Set out in the Government’s December 2020 energy white paper, ‘Powering our net zero future’, new measures will be introduced to start switching home heating to low-carbon alternatives.
If you are running a gas or oil boiler at the time the changes come in, you won’t need to replace it, but it does mean that you won’t be able to replace it with a traditional gas or oil boiler.
Instead a low-carbon heating system, such as a heat pump or hydrogen ready boiler will need to be installed. Many properties, especially new build, have already made the transition to air-source heat pumps, as either stand alone or supplementary to the existing central heating systems. These have now built up a proven track record for their efficiency and reliability.
How does an air source heat pump work?
A heat pump does not generate heat, but instead draws in existing heat energy from the outside air into your home. As they deliver more heat energy than the electricity they consume, it makes them more efficient.
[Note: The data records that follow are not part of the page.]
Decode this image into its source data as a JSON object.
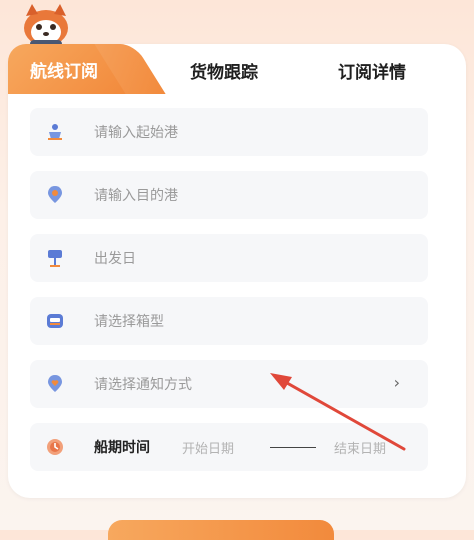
{
  "tabs": [
    {
      "label": "航线订阅",
      "active": true
    },
    {
      "label": "货物跟踪",
      "active": false
    },
    {
      "label": "订阅详情",
      "active": false
    }
  ],
  "form": {
    "origin_placeholder": "请输入起始港",
    "destination_placeholder": "请输入目的港",
    "departure_placeholder": "出发日",
    "container_placeholder": "请选择箱型",
    "notify_placeholder": "请选择通知方式",
    "schedule_label": "船期时间",
    "start_date_placeholder": "开始日期",
    "end_date_placeholder": "结束日期",
    "chevron": "›"
  },
  "colors": {
    "accent": "#f28a3c",
    "icon_blue": "#5b7bd5",
    "arrow_red": "#e0483a"
  },
  "icons": [
    "red-panda-mascot",
    "ship-icon",
    "location-pin-icon",
    "signpost-icon",
    "container-icon",
    "heart-pin-icon",
    "clock-icon",
    "chevron-right-icon"
  ]
}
Typically, a heat pump system costs less to run than a traditional fossil fuel fired or electrical heating system.
A heat pump works in a similar way to a refrigerator, but operating in reverse. Outside air is drawn in by a fan over a panel of tubes filled with a refrigerant. The air warms up the refrigerant, turning it from a liquid into a gas. This gas is then pressurised through a compressor, a process that generates more heat. These compressed, hot gases then pass into a heat exchanger, surrounded by cool air or water.
The refrigerant transfers its heat to this cool air or water, which is then circulated around your home and hot water storage tank to provide heating and hot water. Meanwhile, the refrigerant condenses back into a liquid and is passed back to start the cycle again.
Burns & Webber Aim To Be Carbon Neutral In 2022
Burns & Webber are part of Curchods, making us one of the largest independent estate agencies in the South of England and because of this, a significant contribution to our overall carbon footprint comes from the energy demands of light and heat for our 21 branches.
Over the next 12 months we will be moving to more sustainable energy suppliers and putting measures in place to reduce the amount of electricity and gas we use in each location.
To complement this we are investigating the use of greener forms of transport and introducing more sustainable business practises, such as reducing the amount of paper and plastic we use and working with our suppliers to become more environmentally conscious.